Cohen became chairman in June 2021 and CEO in 2023. He’s drawn comparisons to Warren Buffett’s transformation of Berkshire Hathaway from a failing textile business into a diversified conglomerate.
“I believe in Ryan, I like the setup, the governance, the strategy as I see it,” Burry wrote. “I am willing to hold long-term.”
Cohen says GameStop is open to deploying cash outside its traditional retail operations. The company has moved into collectibles and started buying bitcoin last year.
“It’s really driven by maximizing return, and frankly, not losing money,” Cohen told Barron’s. “That’s step number one.”

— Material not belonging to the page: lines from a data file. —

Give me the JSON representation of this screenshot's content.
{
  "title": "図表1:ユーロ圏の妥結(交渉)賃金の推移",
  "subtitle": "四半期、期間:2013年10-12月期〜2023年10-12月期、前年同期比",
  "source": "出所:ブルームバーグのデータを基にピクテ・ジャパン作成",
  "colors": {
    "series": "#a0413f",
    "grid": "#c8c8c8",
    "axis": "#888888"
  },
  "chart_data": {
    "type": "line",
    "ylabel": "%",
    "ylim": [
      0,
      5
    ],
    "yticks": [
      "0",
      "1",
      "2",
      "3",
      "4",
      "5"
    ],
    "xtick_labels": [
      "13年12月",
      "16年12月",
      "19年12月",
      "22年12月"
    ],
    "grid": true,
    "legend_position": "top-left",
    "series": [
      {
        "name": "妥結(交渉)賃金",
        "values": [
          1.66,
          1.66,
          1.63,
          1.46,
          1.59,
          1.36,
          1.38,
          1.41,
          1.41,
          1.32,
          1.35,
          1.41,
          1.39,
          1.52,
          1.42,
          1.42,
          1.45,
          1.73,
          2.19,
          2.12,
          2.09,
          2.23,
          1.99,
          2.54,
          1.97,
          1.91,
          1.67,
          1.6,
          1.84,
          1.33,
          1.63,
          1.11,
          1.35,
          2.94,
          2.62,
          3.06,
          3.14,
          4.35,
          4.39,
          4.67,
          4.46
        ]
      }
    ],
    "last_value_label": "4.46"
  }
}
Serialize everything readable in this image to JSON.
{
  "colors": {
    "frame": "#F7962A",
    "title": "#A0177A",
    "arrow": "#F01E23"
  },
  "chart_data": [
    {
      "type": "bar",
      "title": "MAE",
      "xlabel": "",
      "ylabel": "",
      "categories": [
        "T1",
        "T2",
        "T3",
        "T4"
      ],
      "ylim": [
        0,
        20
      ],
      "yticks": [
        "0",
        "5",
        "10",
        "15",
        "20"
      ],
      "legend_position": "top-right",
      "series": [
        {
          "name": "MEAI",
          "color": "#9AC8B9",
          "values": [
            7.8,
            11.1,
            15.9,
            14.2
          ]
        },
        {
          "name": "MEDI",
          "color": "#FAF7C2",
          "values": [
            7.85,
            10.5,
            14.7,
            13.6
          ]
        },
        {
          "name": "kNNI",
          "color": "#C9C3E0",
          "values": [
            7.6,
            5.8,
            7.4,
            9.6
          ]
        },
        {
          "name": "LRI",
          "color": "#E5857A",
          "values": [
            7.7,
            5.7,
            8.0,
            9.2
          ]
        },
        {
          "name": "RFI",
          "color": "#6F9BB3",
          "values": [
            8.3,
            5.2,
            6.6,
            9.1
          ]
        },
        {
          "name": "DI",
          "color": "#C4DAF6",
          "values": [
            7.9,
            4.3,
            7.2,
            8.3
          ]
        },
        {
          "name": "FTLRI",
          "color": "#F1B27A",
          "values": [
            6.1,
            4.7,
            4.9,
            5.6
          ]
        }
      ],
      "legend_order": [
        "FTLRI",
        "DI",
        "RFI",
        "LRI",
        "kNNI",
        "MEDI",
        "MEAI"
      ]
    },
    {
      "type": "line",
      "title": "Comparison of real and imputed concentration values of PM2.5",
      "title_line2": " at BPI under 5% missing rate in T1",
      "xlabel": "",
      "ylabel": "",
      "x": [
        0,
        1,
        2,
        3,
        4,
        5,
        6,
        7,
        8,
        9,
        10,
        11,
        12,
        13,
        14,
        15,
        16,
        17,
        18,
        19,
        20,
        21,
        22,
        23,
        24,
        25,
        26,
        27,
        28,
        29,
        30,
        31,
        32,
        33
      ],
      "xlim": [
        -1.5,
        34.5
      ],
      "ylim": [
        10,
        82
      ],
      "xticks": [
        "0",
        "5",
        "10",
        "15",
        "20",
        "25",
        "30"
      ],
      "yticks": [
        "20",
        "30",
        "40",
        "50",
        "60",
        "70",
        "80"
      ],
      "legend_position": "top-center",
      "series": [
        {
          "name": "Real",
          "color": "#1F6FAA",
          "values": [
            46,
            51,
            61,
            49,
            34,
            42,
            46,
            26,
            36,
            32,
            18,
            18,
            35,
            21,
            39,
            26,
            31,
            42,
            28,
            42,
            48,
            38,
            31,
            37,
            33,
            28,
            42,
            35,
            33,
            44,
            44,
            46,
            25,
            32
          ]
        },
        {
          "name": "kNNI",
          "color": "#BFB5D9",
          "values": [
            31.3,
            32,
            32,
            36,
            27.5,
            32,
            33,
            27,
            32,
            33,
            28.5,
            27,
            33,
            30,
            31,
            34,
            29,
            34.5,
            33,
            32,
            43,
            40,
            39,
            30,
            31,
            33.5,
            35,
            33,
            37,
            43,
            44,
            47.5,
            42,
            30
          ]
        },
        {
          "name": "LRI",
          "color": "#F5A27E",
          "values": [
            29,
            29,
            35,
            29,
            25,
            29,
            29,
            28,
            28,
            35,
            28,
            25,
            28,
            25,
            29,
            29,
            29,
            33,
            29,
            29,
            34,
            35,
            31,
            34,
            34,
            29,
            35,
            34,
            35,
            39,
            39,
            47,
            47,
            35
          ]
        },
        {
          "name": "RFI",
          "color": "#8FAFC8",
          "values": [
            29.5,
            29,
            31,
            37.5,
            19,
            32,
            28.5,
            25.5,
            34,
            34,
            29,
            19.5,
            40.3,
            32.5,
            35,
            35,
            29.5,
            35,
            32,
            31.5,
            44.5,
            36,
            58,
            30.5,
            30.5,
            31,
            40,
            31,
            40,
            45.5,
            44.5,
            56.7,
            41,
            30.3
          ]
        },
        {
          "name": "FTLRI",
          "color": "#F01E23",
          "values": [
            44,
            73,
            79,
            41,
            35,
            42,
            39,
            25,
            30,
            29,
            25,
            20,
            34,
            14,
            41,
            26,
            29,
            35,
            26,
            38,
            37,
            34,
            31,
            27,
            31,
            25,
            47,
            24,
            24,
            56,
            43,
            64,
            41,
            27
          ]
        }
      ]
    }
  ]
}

GameStop has slashed its store footprint from 4,816 locations in January 2021 to 3,203 as of February 2025. The company is extracting value from a shrinking retail business while building a war chest for acquisitions.
Financial Performance and Compensation
GameStop posted its sixth consecutive profitable quarter recently. Net income jumped 343% to $77.1 million, even as sales declined 4.6% to $821 million.
Cohen hasn’t taken a salary as CEO until now. Shareholders will vote between March and April on a performance-based compensation package.
The plan would grant Cohen options for up to 171.5 million shares at $20.66 each. He only receives compensation if GameStop achieves specific milestones.
These targets include expanding market value to $100 billion and generating $10 billion in cumulative performance EBITDA. The awards are split into nine tranches for partial payouts along the way.
GameStop stressed that Cohen gets “no guaranteed pay—no salary, no cash bonuses, and no stock that vests simply over time.” His entire compensation depends on hitting performance goals.
Cohen has been buying shares on the open market. Last week he spent roughly $21.4 million purchasing 1 million GME shares with personal funds.
In an SEC filing, Cohen said it’s “essential” for a public company CEO to buy shares with their own money to “further strengthen alignment with stockholders.”
Burry acknowledged he doesn’t fully understand GameStop’s bitcoin strategy but said he “cannot argue with what has been done so far.” He recently closed his hedge fund Scion Asset Management before building his GameStop position.